Enabling this also gives paranoid users the possibility, to have the signing key-pair on a different system than the actual salt-master and create the public keys signature there. Probably on a system with more restrictive firewall rules, without internet access, less users, etc.

That signature can be created with

$ salt-key --gen-signature

This will create a default signature file in the master pki-directory

/etc/salt/pki/master/master_pubkey_signature

It is a simple text-file with the binary-signature converted to base64.

If no signing-pair is present yet, this will auto-create the signing pair and the signature file in one call

$ salt-key --gen-signature --auto-create

Telling the master to use the pre-created signature is done with

master_use_pubkey_signature: True

That requires the file 'master_pubkey_signature' to be present in the masters pki-directory with the correct signature.

If the signature file is named differently, its name can be set with

master_pubkey_signature: <filename>

With many masters and many public-keys (default and signing), it is advised to use the salt-masters hostname for the signature-files name. Signatures can be easily confused because they do not provide any information about the key the signature was created from.

Verifying that everything works is done the same way as above.

How the signing and verification works

The default key-pair of the salt-master is

/etc/salt/pki/master/master.pem
/etc/salt/pki/master/master.pub

To be able to create a signature of a message (in this case a public-key), another key-pair has to be added to the setup. Its default name is:

master_sign.pem
master_sign.pub

The combination of the master.* and master_sign.* key-pairs give the possibility of generating signatures. The signature of a given message is unique and can be verified, if the public-key of the signing-key-pair is available to the recipient (the minion).

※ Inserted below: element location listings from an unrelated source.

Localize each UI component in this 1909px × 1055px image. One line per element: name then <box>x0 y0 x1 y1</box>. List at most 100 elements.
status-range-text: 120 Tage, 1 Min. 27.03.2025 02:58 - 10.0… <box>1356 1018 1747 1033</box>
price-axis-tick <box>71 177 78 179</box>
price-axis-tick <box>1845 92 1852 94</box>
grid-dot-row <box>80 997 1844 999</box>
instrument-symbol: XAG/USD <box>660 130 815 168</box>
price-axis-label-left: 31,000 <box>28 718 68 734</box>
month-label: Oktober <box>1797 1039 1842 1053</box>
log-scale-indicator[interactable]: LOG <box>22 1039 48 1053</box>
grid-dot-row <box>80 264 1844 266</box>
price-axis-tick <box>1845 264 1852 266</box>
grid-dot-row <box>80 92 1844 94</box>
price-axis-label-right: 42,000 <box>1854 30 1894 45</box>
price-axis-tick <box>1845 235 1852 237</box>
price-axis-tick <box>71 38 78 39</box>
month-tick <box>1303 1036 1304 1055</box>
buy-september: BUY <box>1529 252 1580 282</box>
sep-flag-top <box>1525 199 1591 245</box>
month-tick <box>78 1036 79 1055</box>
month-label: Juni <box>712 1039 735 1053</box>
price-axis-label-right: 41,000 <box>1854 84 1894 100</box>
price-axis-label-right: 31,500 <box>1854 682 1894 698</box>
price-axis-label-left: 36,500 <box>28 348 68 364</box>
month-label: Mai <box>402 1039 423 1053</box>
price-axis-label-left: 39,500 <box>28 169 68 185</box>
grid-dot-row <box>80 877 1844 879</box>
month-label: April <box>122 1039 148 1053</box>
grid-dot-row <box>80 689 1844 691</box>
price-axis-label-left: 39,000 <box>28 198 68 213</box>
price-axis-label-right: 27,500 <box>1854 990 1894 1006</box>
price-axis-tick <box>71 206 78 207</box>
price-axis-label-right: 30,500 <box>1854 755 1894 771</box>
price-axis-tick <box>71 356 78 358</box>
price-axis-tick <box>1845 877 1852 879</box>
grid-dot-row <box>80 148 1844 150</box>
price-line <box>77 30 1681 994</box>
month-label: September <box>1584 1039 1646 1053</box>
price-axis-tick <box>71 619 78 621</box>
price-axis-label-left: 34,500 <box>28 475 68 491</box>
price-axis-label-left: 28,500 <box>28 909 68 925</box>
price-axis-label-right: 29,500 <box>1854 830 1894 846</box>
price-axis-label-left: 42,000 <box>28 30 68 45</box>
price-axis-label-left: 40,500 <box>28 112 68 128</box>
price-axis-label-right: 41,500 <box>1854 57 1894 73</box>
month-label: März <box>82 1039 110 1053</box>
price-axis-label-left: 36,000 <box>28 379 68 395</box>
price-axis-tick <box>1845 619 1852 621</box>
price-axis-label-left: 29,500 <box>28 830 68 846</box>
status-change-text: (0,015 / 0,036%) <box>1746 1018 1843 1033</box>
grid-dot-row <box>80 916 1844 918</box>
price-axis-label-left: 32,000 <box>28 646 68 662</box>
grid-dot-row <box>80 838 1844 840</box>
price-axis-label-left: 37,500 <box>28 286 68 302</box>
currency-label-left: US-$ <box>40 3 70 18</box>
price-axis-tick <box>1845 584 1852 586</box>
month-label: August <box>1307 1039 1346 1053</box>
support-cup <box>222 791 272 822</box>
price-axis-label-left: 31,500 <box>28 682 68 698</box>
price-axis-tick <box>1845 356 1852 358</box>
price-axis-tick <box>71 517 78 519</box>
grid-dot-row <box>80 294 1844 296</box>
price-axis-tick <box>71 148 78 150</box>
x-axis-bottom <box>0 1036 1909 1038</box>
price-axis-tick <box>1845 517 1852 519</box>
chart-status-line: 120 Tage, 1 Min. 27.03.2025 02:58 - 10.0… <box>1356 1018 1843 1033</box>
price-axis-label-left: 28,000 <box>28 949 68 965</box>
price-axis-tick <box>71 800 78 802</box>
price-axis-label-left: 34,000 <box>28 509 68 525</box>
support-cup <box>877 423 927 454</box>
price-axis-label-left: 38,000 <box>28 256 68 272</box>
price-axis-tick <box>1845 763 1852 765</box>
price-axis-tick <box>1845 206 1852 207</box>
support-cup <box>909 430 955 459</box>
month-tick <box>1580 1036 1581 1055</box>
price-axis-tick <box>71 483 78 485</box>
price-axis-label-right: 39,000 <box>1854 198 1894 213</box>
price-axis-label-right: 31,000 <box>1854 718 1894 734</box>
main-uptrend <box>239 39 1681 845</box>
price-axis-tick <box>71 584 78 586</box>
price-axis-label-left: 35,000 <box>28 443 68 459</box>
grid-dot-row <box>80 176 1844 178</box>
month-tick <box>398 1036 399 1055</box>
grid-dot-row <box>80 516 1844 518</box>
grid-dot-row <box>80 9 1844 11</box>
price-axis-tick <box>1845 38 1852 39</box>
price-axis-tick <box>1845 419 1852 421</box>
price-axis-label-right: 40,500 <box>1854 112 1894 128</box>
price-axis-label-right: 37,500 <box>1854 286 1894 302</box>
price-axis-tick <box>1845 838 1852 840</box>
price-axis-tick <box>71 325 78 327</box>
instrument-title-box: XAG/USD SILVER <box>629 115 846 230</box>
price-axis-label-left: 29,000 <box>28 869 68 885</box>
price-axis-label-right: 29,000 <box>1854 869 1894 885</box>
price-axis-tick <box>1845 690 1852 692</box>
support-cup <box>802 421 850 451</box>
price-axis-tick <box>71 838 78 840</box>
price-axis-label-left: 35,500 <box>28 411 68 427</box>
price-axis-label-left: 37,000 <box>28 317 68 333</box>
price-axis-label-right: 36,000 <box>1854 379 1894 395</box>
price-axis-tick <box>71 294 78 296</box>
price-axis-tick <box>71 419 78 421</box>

The signature of the masters public-key in master.pub is computed with

master_sign.pem
master.pub
M2Crypto.EVP.sign_update()

This results in a binary signature which is converted to base64 and attached to the auth-reply send to the minion.

With the signing-pairs public-key available to the minion, the attached signature can be verified with

master_sign.pub
master.pub
M2Cryptos EVP.verify_update().

When running multiple masters, either the signing key-pair has to be present on all of them, or the master_pubkey_signature has to be pre-computed for each master individually (because they all have different public-keys).

DO NOT PUT THE SAME master.pub ON ALL MASTERS FOR EASE OF USE.